Periodic adrenal function tests may be ordered to assess degree of hypothalamic-pituitary-adrenal (HPA) axis suppression in chronic therapy. Children and patients using higher than recommended doses are at highest risk for HPA suppression.

  • May cause ↑ serum and urine glucose concentrations if significant absorption occurs.

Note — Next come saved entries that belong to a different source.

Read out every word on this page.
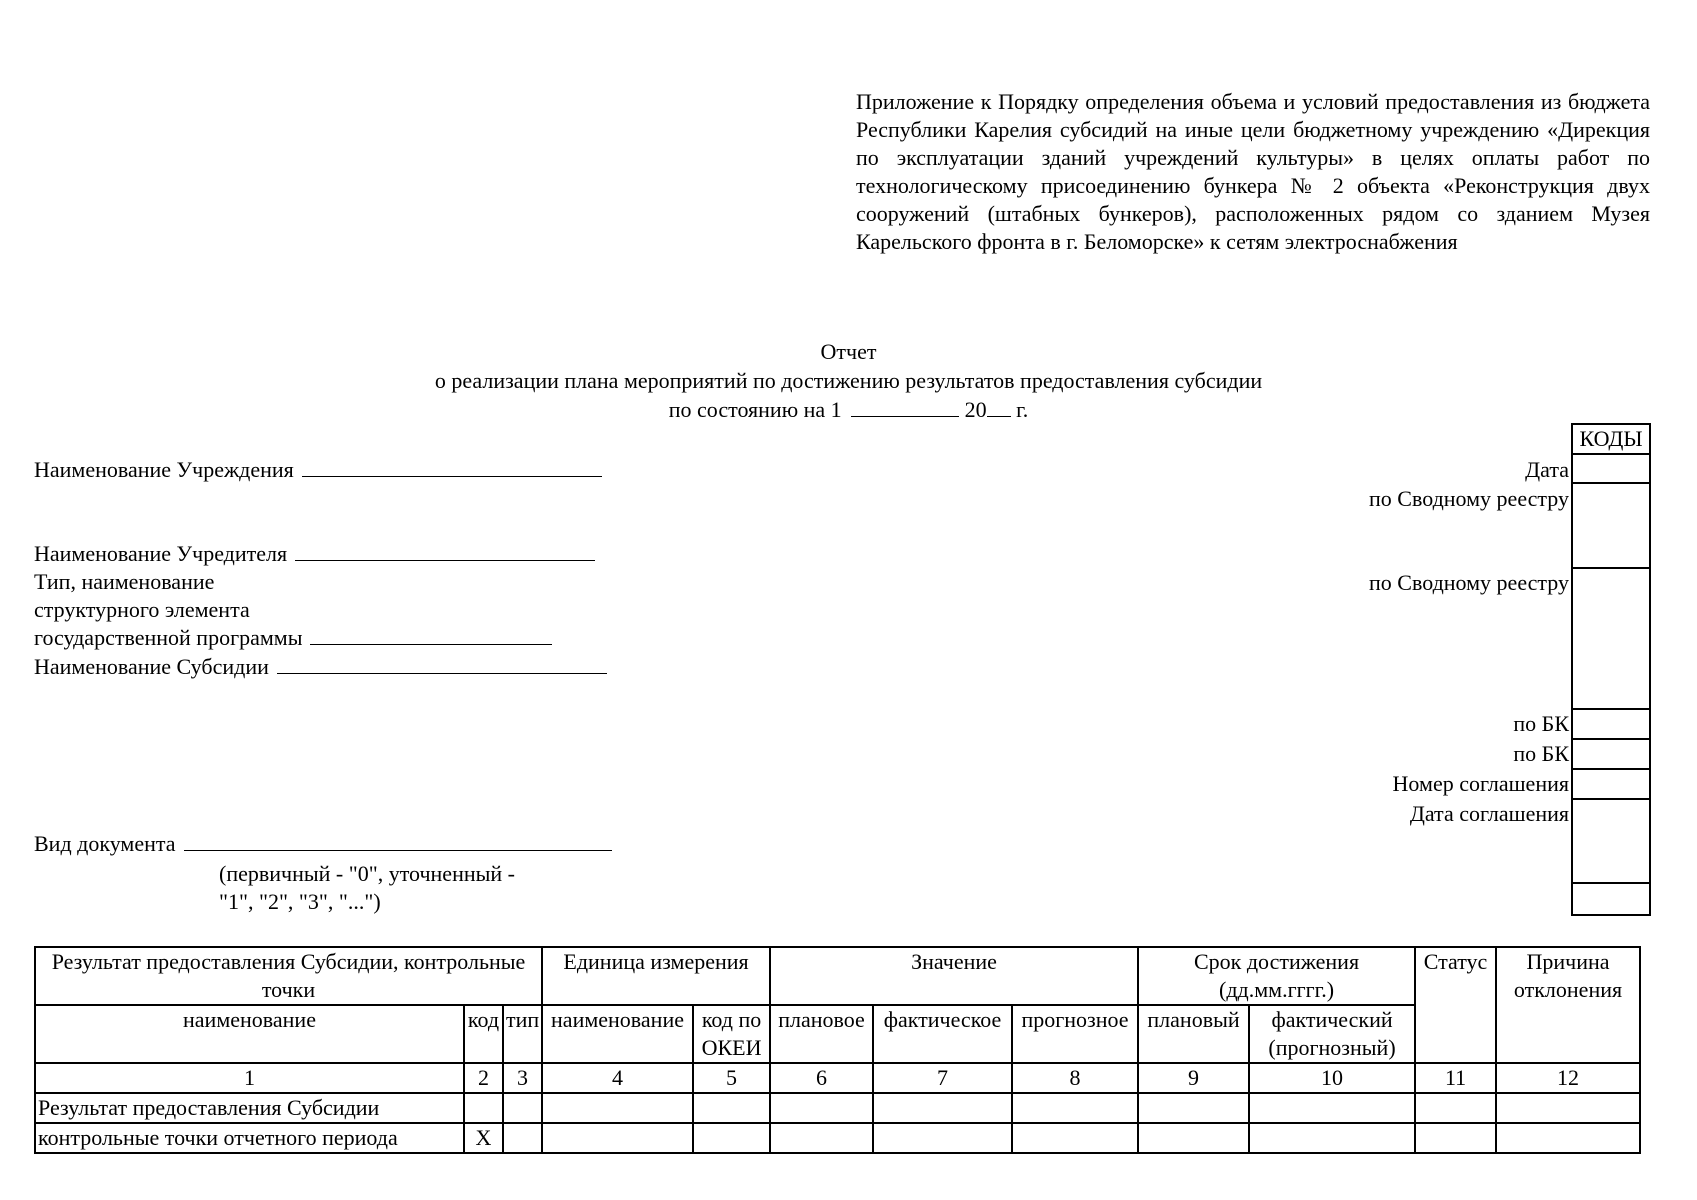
Приложение к Порядку определения объема и условий предоставления из бюджета Республики Карелия субсидий на иные цели бюджетному учреждению «Дирекция по эксплуатации зданий учреждений культуры» в целях оплаты работ по технологическому присоединению бункера № 2 объекта «Реконструкция двух сооружений (штабных бункеров), расположенных рядом со зданием Музея Карельского фронта в г. Беломорске» к сетям электроснабжения
Отчет
о реализации плана мероприятий по достижению результатов предоставления субсидии
по состоянию на 1	20 г.
Наименование Учреждения
Наименование Учредителя
Тип, наименование
структурного элемента
государственной программы
Наименование Субсидии
Вид документа
(первичный - "0", уточненный -
"1", "2", "3", "...")
Дата
по Сводному реестру
по Сводному реестру
по БК
по БК
Номер соглашения
Дата соглашения
КОДЫ

Результат предоставления Субсидии, контрольные точки			Единица измерения		Значение			Срок достижения (дд.мм.гггг.)		Статус	Причина отклонения
наименование	код	тип	наименование	код по ОКЕИ	плановое	фактическое	прогнозное	плановый	фактический (прогнозный)		
1	2	3	4	5	6	7	8	9	10	11	12
Результат предоставления Субсидии											
контрольные точки отчетного периода	X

  • After the desired clinical effect has been obtained, attempts should be made to decrease dose to lowest amount required to control symptoms. Gradually decrease dose every 2–4 wk as long as desired effect is maintained. If symptoms return, dose may briefly return to starting dose.
  • Inhaln Allow at least 1 min between inhalations.

Patient/Family Teaching

  • Advise patient to take medication as directed. Take missed doses as soon as remembered unless almost time for next dose. Instruct patient to read the  Patient Information and Instructions for Use  before using and with each Rx refill, in case of new information. Advise patient not to discontinue medication without consulting health care professional; gradual decrease is required.
  • Advise patients using inhalation corticosteroids and bronchodilator to use bronchodilator first and to allow 5 min to elapse before administering the corticosteroid, unless otherwise directed by health care professional.
  • Advise patient that inhalation corticosteroids should not be used to treat an acute asthma attack but should be continued even if other inhalation agents are used.
  • Patients using inhalation corticosteroids to control asthma may require systemic corticosteroids for acute attacks. Advise patient to use regular peak flow monitoring to determine respiratory status.
  • Caution patient to avoid smoking, known allergens, and other respiratory irritants.
  • Advise patient to notify health care professional if sore throat or sore mouth occurs.
  • Advise patient to stop using medication and notify health care professional immediately if signs and symptoms of hypersensitivity reactions occur.
  • Advise female patients to notify health care professional if pregnancy is planned or suspected or if breastfeeding.
  • Instruct patient whose systemic corticosteroids have been recently reduced or withdrawn to carry a warning card indicating the need for supplemental systemic corticosteroids in the event of stress or severe asthma attack unresponsive to bronchodilators.
  • Asmanex Twisthaler: Advise patient to remove cap while device is in upright position. To administer dose, exhale fully, then place mouthpiece between lips and inhale deeply and forcefully. Remove device from mouth and hold breath for 10 sec before exhaling (do not exhale into mouthpiece). Wipe the mouthpiece dry, if necessary, and replace the cap on the device. Rinse mouth with water; do not swallow, and spit out contents to help reduce risk of oropharyngeal candidiasis. Advise patient to discard twisthaler 45 days from opening or when dose counter reads "00", whichever comes first.

Evaluation/Desired Outcomes

  • Management of the symptoms of chronic asthma.
  • Improvement in symptoms of asthma.